Form Comes
For Ron Adams form comes through the careful interplay of colour, geometry and text. His paintings are explorations of these elemental parts and their convergence shapes his idiosyncratic visual language. Adams has developed this language over many years and through conversations with him, it is evident that he thoughtfully selects his colours, shapes and words with specific subjective intentions, because like many of us, he makes art as a way of trying to process and understand the world around him. Like a filter, Adams distills the clutter, the noise of our contemporary world through a process of breaking down his chosen forms. He reconstructs common universal symbols with a positive chromatic intensity. He takes a word and gives it pictorial status. He lifts cartoon characters embedded within our collective pop culture memories and reminds us of their sweet simple symmetry.

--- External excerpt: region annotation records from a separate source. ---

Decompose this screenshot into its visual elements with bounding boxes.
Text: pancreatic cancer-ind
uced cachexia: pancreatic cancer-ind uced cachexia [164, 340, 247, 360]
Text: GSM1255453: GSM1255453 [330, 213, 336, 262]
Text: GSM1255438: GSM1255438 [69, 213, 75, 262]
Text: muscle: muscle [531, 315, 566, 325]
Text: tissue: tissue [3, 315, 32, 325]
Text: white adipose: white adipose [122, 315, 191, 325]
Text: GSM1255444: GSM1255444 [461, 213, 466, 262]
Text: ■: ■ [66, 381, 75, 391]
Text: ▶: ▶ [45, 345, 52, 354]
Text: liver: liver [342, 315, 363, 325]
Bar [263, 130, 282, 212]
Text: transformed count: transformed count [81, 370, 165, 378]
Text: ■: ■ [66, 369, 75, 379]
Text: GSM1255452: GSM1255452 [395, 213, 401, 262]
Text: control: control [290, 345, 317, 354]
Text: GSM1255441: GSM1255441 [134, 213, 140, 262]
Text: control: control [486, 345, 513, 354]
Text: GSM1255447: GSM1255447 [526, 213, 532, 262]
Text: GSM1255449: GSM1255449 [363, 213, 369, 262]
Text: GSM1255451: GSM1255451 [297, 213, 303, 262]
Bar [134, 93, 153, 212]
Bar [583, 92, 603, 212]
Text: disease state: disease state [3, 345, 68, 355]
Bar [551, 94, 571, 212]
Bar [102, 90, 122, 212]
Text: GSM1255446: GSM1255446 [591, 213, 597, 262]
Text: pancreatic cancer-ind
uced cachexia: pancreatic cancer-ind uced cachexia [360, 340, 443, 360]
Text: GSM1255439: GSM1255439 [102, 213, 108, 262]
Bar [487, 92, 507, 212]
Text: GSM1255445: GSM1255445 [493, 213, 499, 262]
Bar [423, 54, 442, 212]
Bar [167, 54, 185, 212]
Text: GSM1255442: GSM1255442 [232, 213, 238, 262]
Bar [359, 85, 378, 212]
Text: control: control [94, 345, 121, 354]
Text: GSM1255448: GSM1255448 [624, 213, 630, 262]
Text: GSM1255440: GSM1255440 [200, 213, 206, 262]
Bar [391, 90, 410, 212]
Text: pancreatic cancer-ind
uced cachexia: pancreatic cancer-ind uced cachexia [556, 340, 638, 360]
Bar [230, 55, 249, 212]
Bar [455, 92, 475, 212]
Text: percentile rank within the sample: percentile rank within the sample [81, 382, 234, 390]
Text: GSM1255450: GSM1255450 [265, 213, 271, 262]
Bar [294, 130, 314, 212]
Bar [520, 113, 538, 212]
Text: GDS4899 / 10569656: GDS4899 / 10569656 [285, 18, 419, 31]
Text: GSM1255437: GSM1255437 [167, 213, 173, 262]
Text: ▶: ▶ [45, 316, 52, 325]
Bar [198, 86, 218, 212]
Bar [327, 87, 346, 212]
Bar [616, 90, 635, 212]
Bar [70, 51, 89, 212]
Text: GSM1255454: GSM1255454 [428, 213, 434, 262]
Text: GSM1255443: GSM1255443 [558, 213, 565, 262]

The title of the exhibition, Under Heavy Manners, speaks volumes about both Adams and his work. For him, manners and etiquette are important; several of the works in the show speak of the currency of friendship and the ways in which we all relate. Any colour you are (five points), is a painting that explores what Josef Albers referred to as the relativity of colour and shows what happens between colours when they relate or interact. Adams describes the painting as an anti-xenophobic-world flag for all.* In this sense, his painterly explorations into colour relativity also point outward, toward the social, as the title suggests, to inter-personal relations. AGOG, the golden text that runs along the bottom of the painting suggests that Adams is hopeful and keen, in his own way, to keep the dream for world peace alive and as a friend of the artist, this warms my heart because Adams really is full of love.